The coupling between 9 and Shenzhou orbital module Tiangong 1 was broadcast live on national television. Both ships had been fitted on 18 June, but the maneuver was carried out by remote control from a base in China.
Chinese astronauts have been living and working in the module for a week as part of preparations to establish a permanent station in orbit. For the maneuver on Sunday, returned to the Shenzhou 9 and undocked ships in preparation for reattachment, this time manually.
Wu Ping, spokeswoman of China's manned space program, told reporters in Beijing that the astronauts used hand controls to control the Shenzhou 9 and put it into position for docking with the orbital module. The maneuver was "precise and perfect" and the three astronauts made "calmly and ability," said Wu.

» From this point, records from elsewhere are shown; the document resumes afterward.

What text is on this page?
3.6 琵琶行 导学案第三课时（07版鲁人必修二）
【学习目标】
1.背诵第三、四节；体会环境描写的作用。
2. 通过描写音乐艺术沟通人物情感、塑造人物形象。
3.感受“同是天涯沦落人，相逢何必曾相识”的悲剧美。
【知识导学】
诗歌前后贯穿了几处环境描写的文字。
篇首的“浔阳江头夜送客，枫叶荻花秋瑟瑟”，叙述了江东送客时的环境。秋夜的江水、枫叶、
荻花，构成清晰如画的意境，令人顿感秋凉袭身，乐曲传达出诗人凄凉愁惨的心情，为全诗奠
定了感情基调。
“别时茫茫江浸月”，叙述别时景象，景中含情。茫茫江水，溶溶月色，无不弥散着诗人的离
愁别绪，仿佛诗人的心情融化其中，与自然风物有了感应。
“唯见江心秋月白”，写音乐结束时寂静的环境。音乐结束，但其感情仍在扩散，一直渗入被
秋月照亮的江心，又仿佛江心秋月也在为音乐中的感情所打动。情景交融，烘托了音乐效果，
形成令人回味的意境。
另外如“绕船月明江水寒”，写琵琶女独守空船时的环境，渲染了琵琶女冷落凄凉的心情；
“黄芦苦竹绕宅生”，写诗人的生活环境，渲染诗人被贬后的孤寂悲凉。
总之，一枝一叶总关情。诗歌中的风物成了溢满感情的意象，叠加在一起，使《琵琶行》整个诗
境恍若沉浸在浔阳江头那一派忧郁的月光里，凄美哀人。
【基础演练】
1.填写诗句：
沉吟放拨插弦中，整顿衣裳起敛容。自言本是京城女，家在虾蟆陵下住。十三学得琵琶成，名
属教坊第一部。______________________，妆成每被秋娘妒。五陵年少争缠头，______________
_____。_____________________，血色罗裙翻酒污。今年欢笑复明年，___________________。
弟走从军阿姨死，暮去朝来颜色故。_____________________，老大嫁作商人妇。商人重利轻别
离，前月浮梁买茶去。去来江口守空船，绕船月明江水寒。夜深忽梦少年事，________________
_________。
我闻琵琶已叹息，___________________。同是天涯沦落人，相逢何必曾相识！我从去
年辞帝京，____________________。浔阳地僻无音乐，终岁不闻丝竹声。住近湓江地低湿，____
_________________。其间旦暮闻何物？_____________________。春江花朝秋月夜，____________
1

Future goals of China manned mission to include another module this year and the gradual replacement of Tiangong 1, launched last year by a permanent station, a goal to be completed around 2020. Future missions may include sending a man to the moon.
China's future space station will weigh about 60 tons, slightly less than NASA's Skylab launched in the 1970s and about one-sixth of the International Space Station, where 16 nations working together.
Among the crew of Shenzhou 9 is Liu Yang, 33, an Air Force pilot and the first Chinese woman in China in space. The other two are the veteran astronaut and mission commander Jing Haipeng, 45, and Liu Wang, 43.
The mission, expected to last about 10 days, is the fourth Chinese manned space program. The Shenzhou-9 was launched on June 16 from the Jiuquan center on the edge of the Gobi Desert in northern China.
China hopes to join the United States and Russia as the only countries to send space stations orbit maintained independently. It is now one of only three countries to launch manned spacecraft on its own.